(CNN) Quando o mundo olhou para a Ásia para exemplos de sucesso no tratamento do novo surto de vírus corona, muita atenção e aplausos foram dados à Coréia do Sul, Taiwan e Hong Kong.
Mas há uma história de sucesso negligenciada – o Vietnã. O país de 97 milhões de pessoas não relatou uma única morte relacionada ao vírus corona e no sábado teve apenas 328 casos confirmados, apesar da sua longa fronteira com a China e dos milhões de visitantes chineses que recebe a cada ano.
Isto é ainda mais notável considerando que o Vietnã é um país de baixa renda média com um sistema de saúde muito menos avançado do que outros na região. Tem apenas 8 médicos para cada 10.000 pessoas, um terço da proporção na Coreia do Sul, de acordo com o Banco Mundial.
Após três semanas de bloqueio em todo o país, o Vietname levantou as regras de distanciamento social no final de Abril. Não relatou nenhuma infecção local por mais de 40 dias. Empresas e escolas reabriram, e a vida está gradualmente voltando ao normal.

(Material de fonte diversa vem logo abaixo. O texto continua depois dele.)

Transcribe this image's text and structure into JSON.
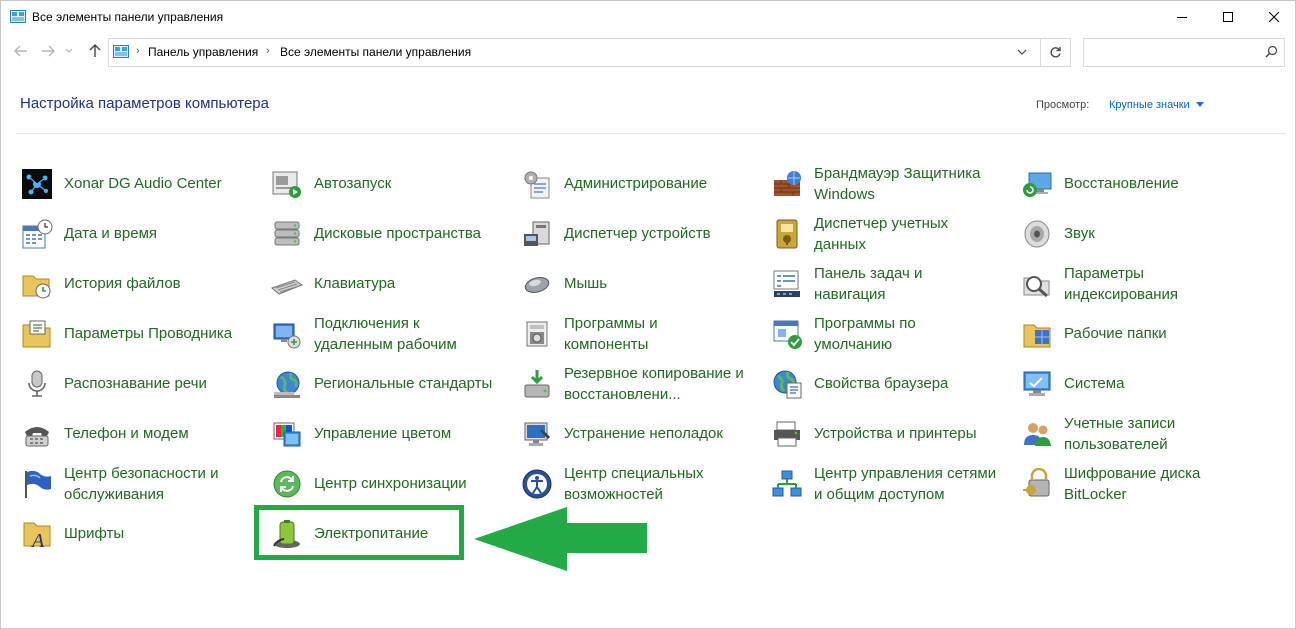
{
  "window": {
    "title": "Все элементы панели управления"
  },
  "address": {
    "crumbs": [
      "Панель управления",
      "Все элементы панели управления"
    ]
  },
  "search": {
    "placeholder": ""
  },
  "header": {
    "title": "Настройка параметров компьютера",
    "view_by_label": "Просмотр:",
    "view_by_value": "Крупные значки"
  },
  "items": [
    {
      "label": "Xonar DG Audio Center",
      "icon": "xonar-audio-icon"
    },
    {
      "label": "Автозапуск",
      "icon": "autoplay-icon"
    },
    {
      "label": "Администрирование",
      "icon": "admin-tools-icon"
    },
    {
      "label": "Брандмауэр Защитника\nWindows",
      "icon": "firewall-icon"
    },
    {
      "label": "Восстановление",
      "icon": "recovery-icon"
    },
    {
      "label": "Дата и время",
      "icon": "date-time-icon"
    },
    {
      "label": "Дисковые пространства",
      "icon": "storage-spaces-icon"
    },
    {
      "label": "Диспетчер устройств",
      "icon": "device-manager-icon"
    },
    {
      "label": "Диспетчер учетных\nданных",
      "icon": "credential-manager-icon"
    },
    {
      "label": "Звук",
      "icon": "sound-icon"
    },
    {
      "label": "История файлов",
      "icon": "file-history-icon"
    },
    {
      "label": "Клавиатура",
      "icon": "keyboard-icon"
    },
    {
      "label": "Мышь",
      "icon": "mouse-icon"
    },
    {
      "label": "Панель задач и\nнавигация",
      "icon": "taskbar-icon"
    },
    {
      "label": "Параметры\nиндексирования",
      "icon": "indexing-icon"
    },
    {
      "label": "Параметры Проводника",
      "icon": "explorer-options-icon"
    },
    {
      "label": "Подключения к\nудаленным рабочим",
      "icon": "remote-desktop-icon"
    },
    {
      "label": "Программы и\nкомпоненты",
      "icon": "programs-icon"
    },
    {
      "label": "Программы по\nумолчанию",
      "icon": "default-programs-icon"
    },
    {
      "label": "Рабочие папки",
      "icon": "work-folders-icon"
    },
    {
      "label": "Распознавание речи",
      "icon": "microphone-icon"
    },
    {
      "label": "Региональные стандарты",
      "icon": "region-globe-icon"
    },
    {
      "label": "Резервное копирование и\nвосстановлени...",
      "icon": "backup-icon"
    },
    {
      "label": "Свойства браузера",
      "icon": "internet-options-icon"
    },
    {
      "label": "Система",
      "icon": "system-icon"
    },
    {
      "label": "Телефон и модем",
      "icon": "phone-modem-icon"
    },
    {
      "label": "Управление цветом",
      "icon": "color-management-icon"
    },
    {
      "label": "Устранение неполадок",
      "icon": "troubleshooting-icon"
    },
    {
      "label": "Устройства и принтеры",
      "icon": "printers-icon"
    },
    {
      "label": "Учетные записи\nпользователей",
      "icon": "user-accounts-icon"
    },
    {
      "label": "Центр безопасности и\nобслуживания",
      "icon": "security-flag-icon"
    },
    {
      "label": "Центр синхронизации",
      "icon": "sync-center-icon"
    },
    {
      "label": "Центр специальных\nвозможностей",
      "icon": "ease-of-access-icon"
    },
    {
      "label": "Центр управления сетями\nи общим доступом",
      "icon": "network-center-icon"
    },
    {
      "label": "Шифрование диска\nBitLocker",
      "icon": "bitlocker-icon"
    },
    {
      "label": "Шрифты",
      "icon": "fonts-icon"
    },
    {
      "label": "Электропитание",
      "icon": "power-options-icon"
    }
  ],
  "colors": {
    "item_text": "#1e6b1e",
    "heading_text": "#1e3287",
    "link_blue": "#0066cc",
    "highlight": "#22aa44"
  }
}
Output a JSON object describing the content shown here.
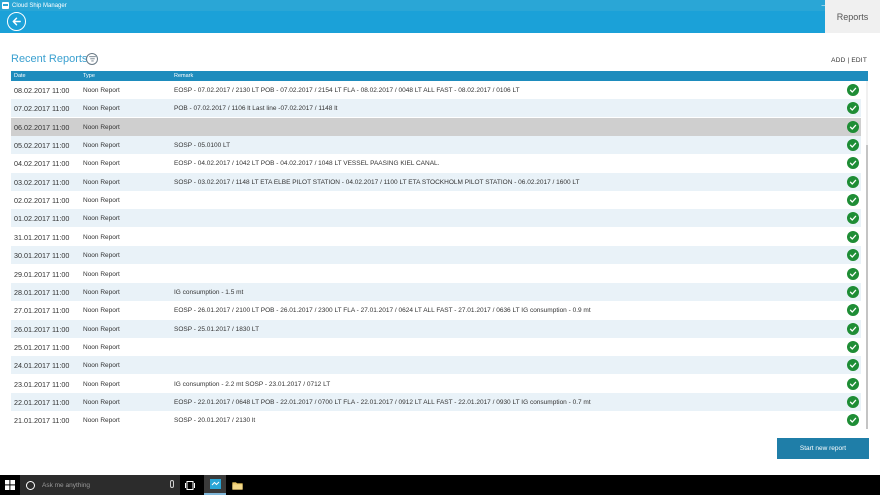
{
  "window": {
    "title": "Cloud Ship Manager",
    "controls": [
      "—",
      "▫",
      "✕"
    ]
  },
  "header": {
    "back_icon": "back-arrow-icon",
    "active_tab": "Reports"
  },
  "page": {
    "title": "Recent Reports",
    "filter_icon": "filter-icon",
    "add_edit_label": "ADD | EDIT"
  },
  "table": {
    "columns": [
      "Date",
      "Type",
      "Remark"
    ],
    "rows": [
      {
        "date": "08.02.2017 11:00",
        "type": "Noon Report",
        "remark": "EOSP - 07.02.2017 / 2130 LT POB - 07.02.2017 / 2154 LT FLA - 08.02.2017 / 0048 LT ALL FAST - 08.02.2017 / 0106 LT",
        "status": "ok"
      },
      {
        "date": "07.02.2017 11:00",
        "type": "Noon Report",
        "remark": "POB - 07.02.2017 / 1106 lt Last line -07.02.2017 / 1148 lt",
        "status": "ok"
      },
      {
        "date": "06.02.2017 11:00",
        "type": "Noon Report",
        "remark": "",
        "status": "ok"
      },
      {
        "date": "05.02.2017 11:00",
        "type": "Noon Report",
        "remark": "SOSP - 05.0100 LT",
        "status": "ok"
      },
      {
        "date": "04.02.2017 11:00",
        "type": "Noon Report",
        "remark": "EOSP - 04.02.2017 / 1042 LT POB - 04.02.2017 / 1048 LT VESSEL PAASING KIEL CANAL.",
        "status": "ok"
      },
      {
        "date": "03.02.2017 11:00",
        "type": "Noon Report",
        "remark": "SOSP - 03.02.2017 / 1148 LT ETA ELBE PILOT STATION - 04.02.2017 / 1100 LT ETA STOCKHOLM PILOT STATION - 06.02.2017 / 1600 LT",
        "status": "ok"
      },
      {
        "date": "02.02.2017 11:00",
        "type": "Noon Report",
        "remark": "",
        "status": "ok"
      },
      {
        "date": "01.02.2017 11:00",
        "type": "Noon Report",
        "remark": "",
        "status": "ok"
      },
      {
        "date": "31.01.2017 11:00",
        "type": "Noon Report",
        "remark": "",
        "status": "ok"
      },
      {
        "date": "30.01.2017 11:00",
        "type": "Noon Report",
        "remark": "",
        "status": "ok"
      },
      {
        "date": "29.01.2017 11:00",
        "type": "Noon Report",
        "remark": "",
        "status": "ok"
      },
      {
        "date": "28.01.2017 11:00",
        "type": "Noon Report",
        "remark": "IG consumption - 1.5 mt",
        "status": "ok"
      },
      {
        "date": "27.01.2017 11:00",
        "type": "Noon Report",
        "remark": "EOSP - 26.01.2017 / 2100 LT POB - 26.01.2017 / 2300 LT FLA - 27.01.2017 / 0624 LT ALL FAST - 27.01.2017 / 0636 LT IG consumption - 0.9 mt",
        "status": "ok"
      },
      {
        "date": "26.01.2017 11:00",
        "type": "Noon Report",
        "remark": "SOSP - 25.01.2017 / 1830 LT",
        "status": "ok"
      },
      {
        "date": "25.01.2017 11:00",
        "type": "Noon Report",
        "remark": "",
        "status": "ok"
      },
      {
        "date": "24.01.2017 11:00",
        "type": "Noon Report",
        "remark": "",
        "status": "ok"
      },
      {
        "date": "23.01.2017 11:00",
        "type": "Noon Report",
        "remark": "IG consumption - 2.2 mt SOSP - 23.01.2017 / 0712 LT",
        "status": "ok"
      },
      {
        "date": "22.01.2017 11:00",
        "type": "Noon Report",
        "remark": "EOSP - 22.01.2017 / 0648 LT POB - 22.01.2017 / 0700 LT FLA - 22.01.2017 / 0912 LT ALL FAST - 22.01.2017 / 0930 LT IG consumption - 0.7 mt",
        "status": "ok"
      },
      {
        "date": "21.01.2017 11:00",
        "type": "Noon Report",
        "remark": "SOSP - 20.01.2017 / 2130 lt",
        "status": "ok"
      }
    ],
    "selected_index": 2
  },
  "actions": {
    "start_new_report": "Start new report"
  },
  "taskbar": {
    "search_placeholder": "Ask me anything",
    "icons": [
      "windows-start-icon",
      "cortana-icon",
      "microphone-icon",
      "task-view-icon",
      "cloud-ship-manager-app-icon",
      "file-explorer-icon"
    ]
  },
  "colors": {
    "header": "#1ba1d8",
    "table_header": "#1e8cbd",
    "status_ok": "#1e8d35",
    "selected_row": "#cfcfcf",
    "alt_row": "#e9f2f8"
  }
}
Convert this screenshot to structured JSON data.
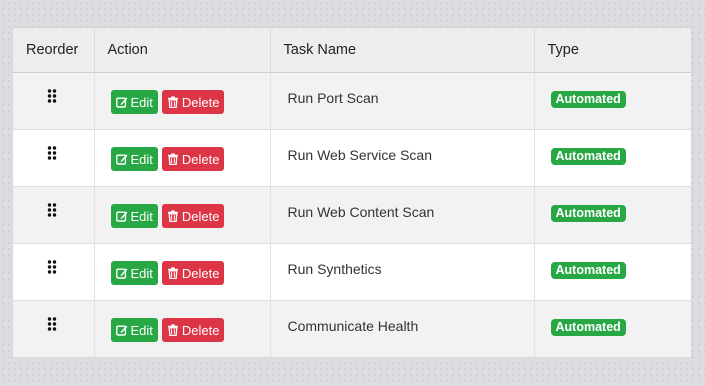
{
  "table": {
    "headers": [
      "Reorder",
      "Action",
      "Task Name",
      "Type"
    ],
    "rows": [
      {
        "task": "Run Port Scan",
        "type": "Automated"
      },
      {
        "task": "Run Web Service Scan",
        "type": "Automated"
      },
      {
        "task": "Run Web Content Scan",
        "type": "Automated"
      },
      {
        "task": "Run Synthetics",
        "type": "Automated"
      },
      {
        "task": "Communicate Health",
        "type": "Automated"
      }
    ],
    "edit_label": "Edit",
    "delete_label": "Delete"
  },
  "icons": {
    "reorder": "grip-vertical-icon",
    "edit": "edit-icon",
    "delete": "trash-icon"
  },
  "colors": {
    "edit_button": "#28a745",
    "delete_button": "#dc3545",
    "badge": "#28a745"
  }
}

Para os cépticos, os números oficiais do Vietname podem parecer bons demais para serem verdade. Mas Guy Thwaites, um médico de doenças infecciosas que trabalha em um dos principais hospitais designados pelo governo vietnamita para tratar pacientes Covid-19, disse que os números correspondem à realidade no terreno.
“Eu vou às enfermarias todos os dias, eu conheço os casos, eu sei que não houve morte”, disse Thwaites, que também chefia a Unidade de Pesquisa Clínica da Universidade de Oxford na cidade de Ho Chi Minh.
“Se você teve transmissão comunitária não relatada ou descontrolada, então estaremos vendo casos no nosso hospital, pessoas chegando com infecções no peito talvez não diagnosticadas – isso nunca aconteceu”, disse ele.
Então, como o Vietnã parece ter contrariado a tendência global e escapado em grande parte do flagelo do coronavírus? A resposta, segundo especialistas em saúde pública, está numa combinação de fatores, desde a resposta rápida e precoce do governo para evitar sua propagação, até o rastreamento rigoroso de contatos e quarentena e a comunicação pública eficaz.
Acting early
Vietnam começou a se preparar para um surto de coronavírus, semanas antes de seu primeiro caso ser detectado.
Na época, as autoridades chinesas e a Organização Mundial de Saúde tinham ambos mantido que não havia “provas claras” de transmissão entre humanos. Mas o Vietnã não estava correndo nenhum risco.
“Nós não estávamos apenas esperando por orientações da OMS. Usamos os dados que coletamos de fora e de dentro (do país para) decidirmos agir mais cedo”, disse Pham Quang Thai, chefe adjunto do Departamento de Controle de Infecções do Instituto Nacional de Higiene e Epidemiologia em Hanoi.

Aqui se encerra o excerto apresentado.